Hello to everyone who's a fellow fan of the Manager Tools podcast!
Just discovered Manager Tools (all podcasts in general really) a few weeks ago, have to say I'm loving it. I'm certainly not a manager at the moment, just hoping to be one in the future. More details on my motivation follow, I'm afraid this turned into a long posting :D
Thanks to some aggresive parenting, I graduated from college at the age of 20, in 2005. Caltech, B.S. in Engineering & Applied Science: took classes that would help me understand "how things work" and learn how to make new things.
I've been working since for a medical technology start-up company. The company is developing a device that will provide custom, sterile wound dressings to patients with chronic wounds. For the first year or so I was working for a first-time manager, who was managing our engineering team of five (2 of whom he used to be peers with in previous engineering companies). To say the least, I was not impressed with his management skills, and I have some true horror stories I may share later.

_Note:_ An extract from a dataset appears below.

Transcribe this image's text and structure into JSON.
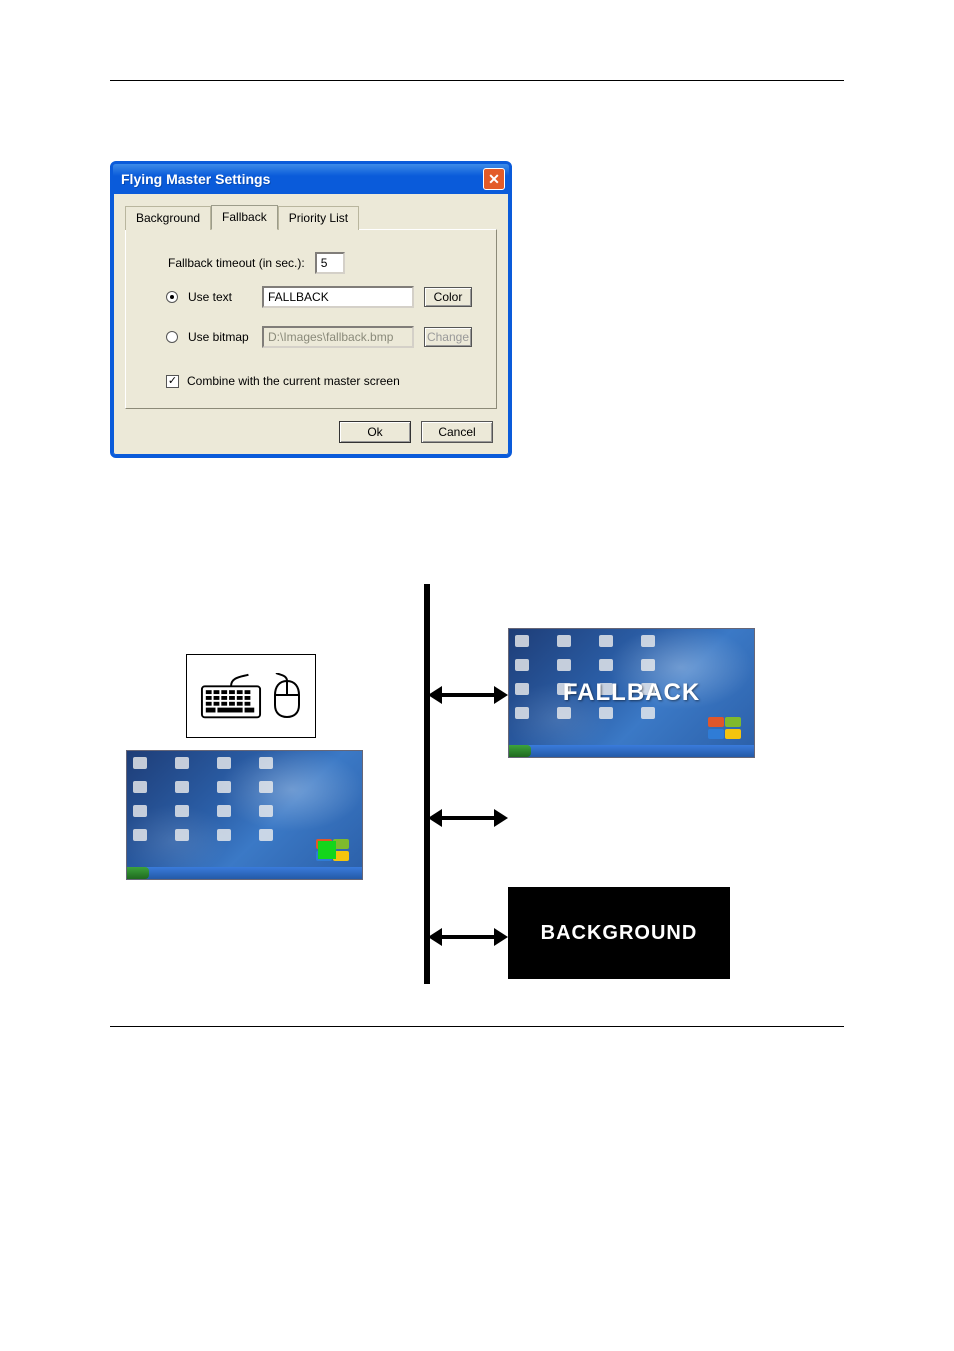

Eventually our company successfully developed a prototype that we began installing in wound care clinics for trial testing, to determine how our machine would fit into the workflow of patient treatment. I had the opportunity to go to a clinic at the UCLA Medical Center for a five week trial of our machine. There I was able to get feedback from the nurses as well as interact with a lot of potential partners for the development of our company's business. The problems of business and marketing were much more interesting than the next mechanical bracket we had to design for the machine.
I decided to try and get more involved in the business side of things, but I was met with some impressions that people were thinking, "what's this engineer doing asking me about this, he should be back working on his computer." Even to the point where I was told I wasn't going to be able to look at the business plan for our company. So I decided to go back to school and get some more background on business plans, etc. Also, after working I realized how great it was to be in a situation where all you're required to do is LEARN! When I was in school, all I wanted to do was get out and start working, how dumb was that?
Found a unique program that combined aspects of a business school with technical work as well, the only program in existence for something called a Master of Bioscience(you can see more at www.kgi.edu). I ended up negotiating to the point where I am now the only student in the program who won't be paying any of the $37,000/year tuition (pretty rare for a professional school I gather).
Now I'm heading back to focus on the Business of Bioscience and entrepreneurship. I'm planning to start a technology company some day, and realize that people skills are what I want to develop the most. In lieu of a mentor (I certainly didn't want to use my initial manager for this role after he sent out an email to our engineering team at 4PM on Friday afternoon telling everyone they'd be coming in on the weekend to help meet the next deadline...we were only sitting about 15 feet away from him!), I'm listening to Manager Tools podcasts as much as possible and now starting to read the forums.
A lot of the podcasts I've listened to so far have strengthened my opinion about why I go to work, and why I think we're here on Earth in general: [b]To interact with people.[/b]
Anyways, I guess I should wrap this up, as it's getting fairly long. Soon I will take some online DISC evaluation so I can add a cool signature block to my posts with "7 - 7 - 7 - 7" in it.